For instance, imagine this exam problem:
> Let's consider all natural numbers in which no digit repeats, exactly three digits are odd, and exactly two digits are even. Find the number of such numbers.
Here, we have a precisely described outcome: a natural integer that represents the number of all natural numbers matching the constraints that are:
- no digit in the number repeats,
- 3 digits ONLY are odd,
- 2 digits ONLY are even.
Trying to solve this problem 100% by machine, we need to serialize it in a machine-understandable way.
How about:
```py
op.len(
sets.natural.where.all(
op.none(digit.seen for digit in digits),
op.len(digits.filter("% 2")) == 3,
op.len(digits.filterfalse("% 2")) == 2,
),
)
```
This description of the problem arises from the following assumptions:
- Digits of the number are finite.
- All odd numbers fulfill the `k % 2` constraint, where `k` is the number in question.
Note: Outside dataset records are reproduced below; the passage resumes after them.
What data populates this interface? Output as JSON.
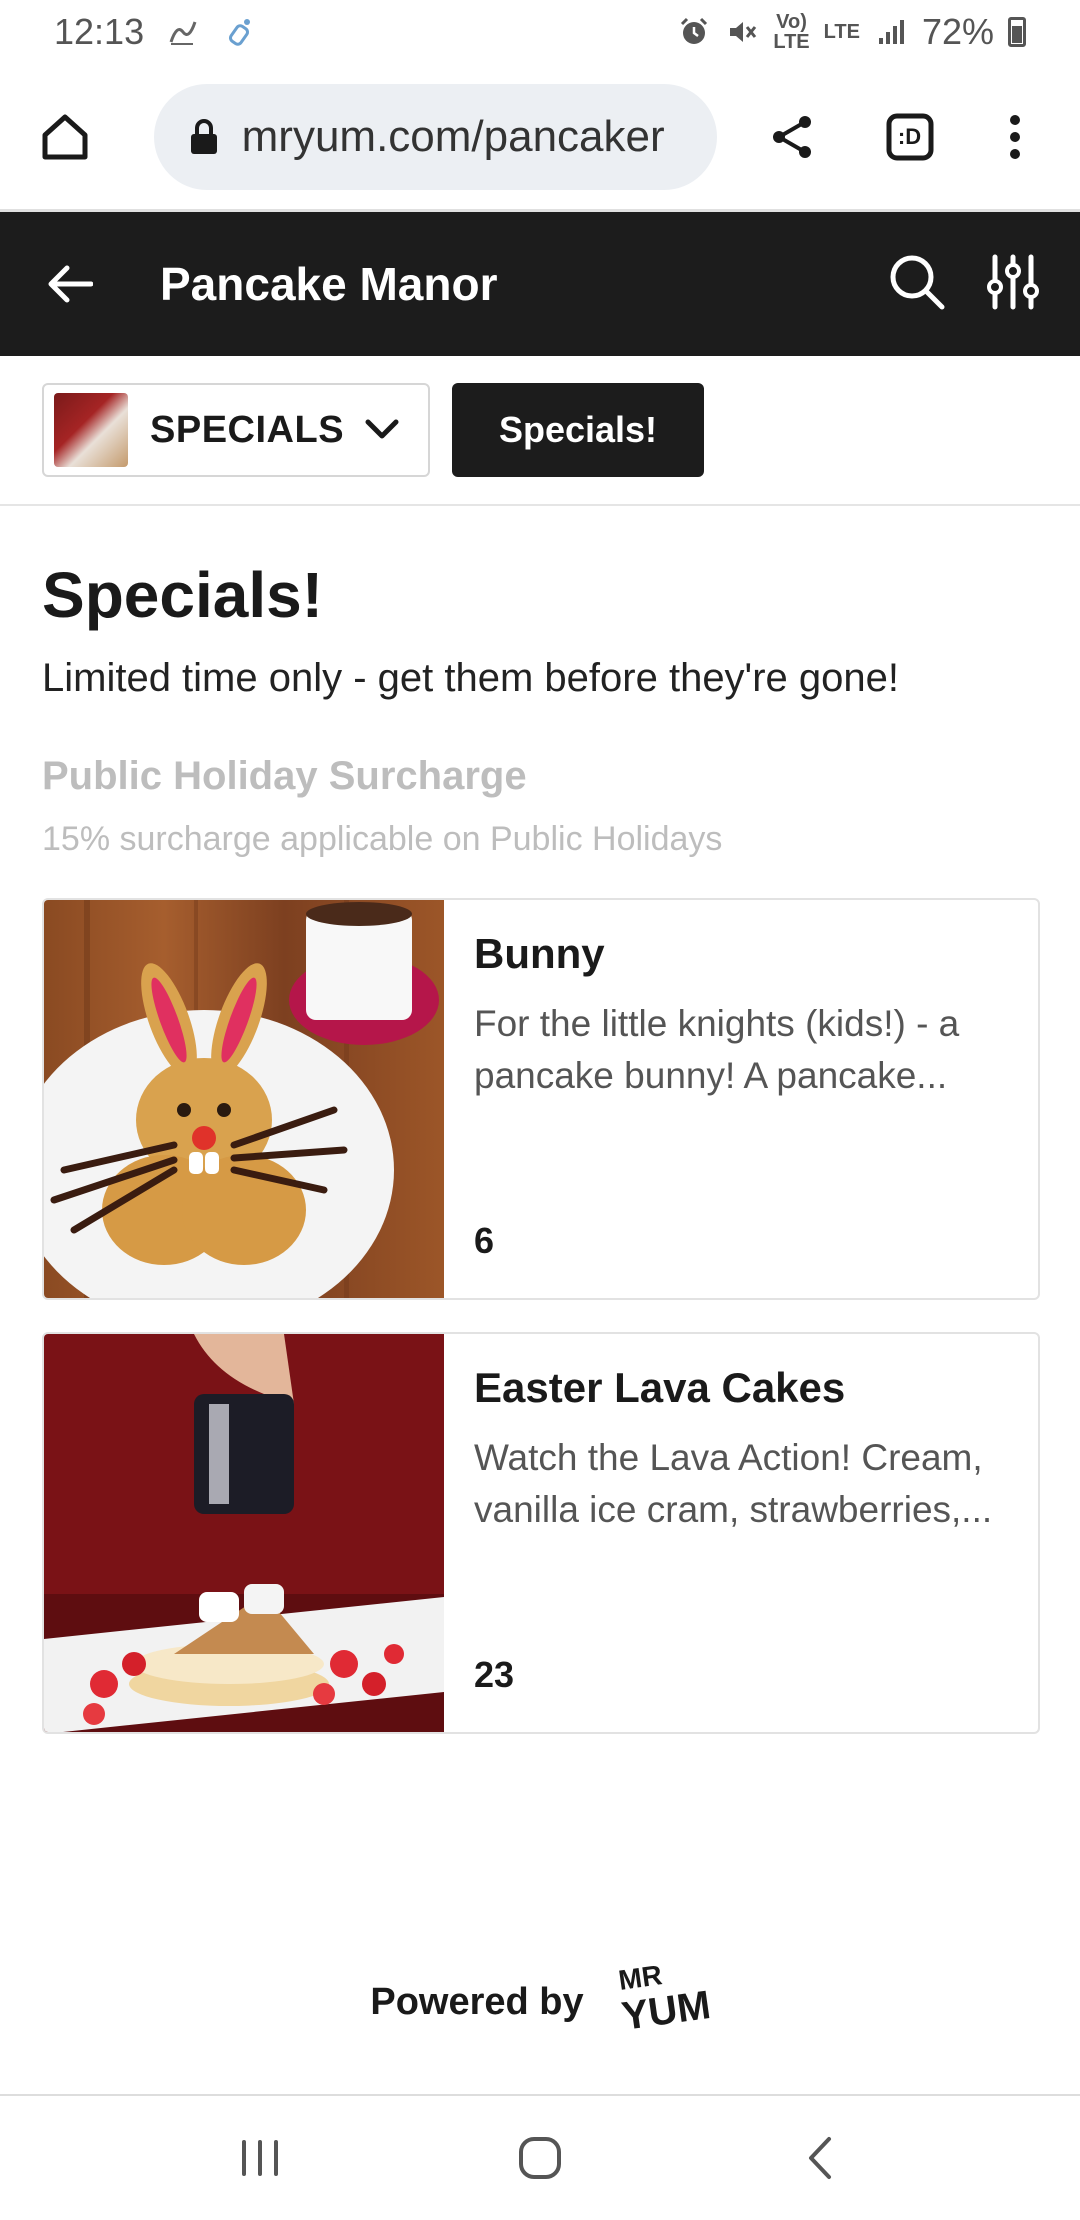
{
  "status_bar": {
    "time": "12:13",
    "battery": "72%",
    "volte": "Vo)\nLTE",
    "lte": "LTE"
  },
  "browser": {
    "url": "mryum.com/pancaker",
    "tab_glyph": ":D"
  },
  "header": {
    "title": "Pancake Manor"
  },
  "category_bar": {
    "selected": "SPECIALS",
    "pill": "Specials!"
  },
  "section": {
    "title": "Specials!",
    "description": "Limited time only - get them before they're gone!",
    "notice_title": "Public Holiday Surcharge",
    "notice_text": "15% surcharge applicable on Public Holidays"
  },
  "items": [
    {
      "name": "Bunny",
      "description": "For the little knights (kids!) - a pancake bunny! A pancake...",
      "price": "6"
    },
    {
      "name": "Easter Lava Cakes",
      "description": "Watch the Lava Action! Cream, vanilla ice cram, strawberries,...",
      "price": "23"
    }
  ],
  "footer": {
    "powered_by": "Powered by",
    "logo_top": "MR",
    "logo_bottom": "YUM"
  },
  "colors": {
    "header_bg": "#1c1c1c",
    "muted_text": "#bdbdbd",
    "url_pill_bg": "#eceff3"
  }
}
- All even numbers fulfill the `not (k % 2)` constraint, where `k` is the number in question.
More to come in this description later.
#### Machine Digestion of the Query
The machine can simply identify the nature of the problem.
- The first conclusion it should draw is that all the numbers are computable,
they are finite, and we can fit all of them in memory.
- The number of digits is always 5 because sets `filter("% 2")` and `filterfalse("% 2")` make up the whole number and their expected lengths add up to 5.
Similar conclusions could also be drawn from more complex set of constraints, for instance
```py
op.len(
sets.natural.where.all(
op.any(
op.all(
op.len(digits.filter("% 2")) == 3,
op.len(digits.filterfalse("% 2")) == 3,
),
op.all(
op.len(digits.filter("% 2")) == 6,
op.len(digits.filterfalse("% 2")) == 6,
),
),
),
)
```
absolutely implies that the number of digits must be either 6 (3 odd + 3 even) or 12 (6 odd + 6 even).
## Guidelines
We are bounded to implementing [concepts included in the core curriculum for general secondary schools of Poland](https://cke.gov.pl/images/_EGZAMIN_MATURALNY_OD_2023/podstawa_programowa/matematyka.pdf) (PL).
This library ought to treat the curriculum as a reference standard and every logical unit providing new functionality should reference the proper part of that document to prove its compliance with the "standard".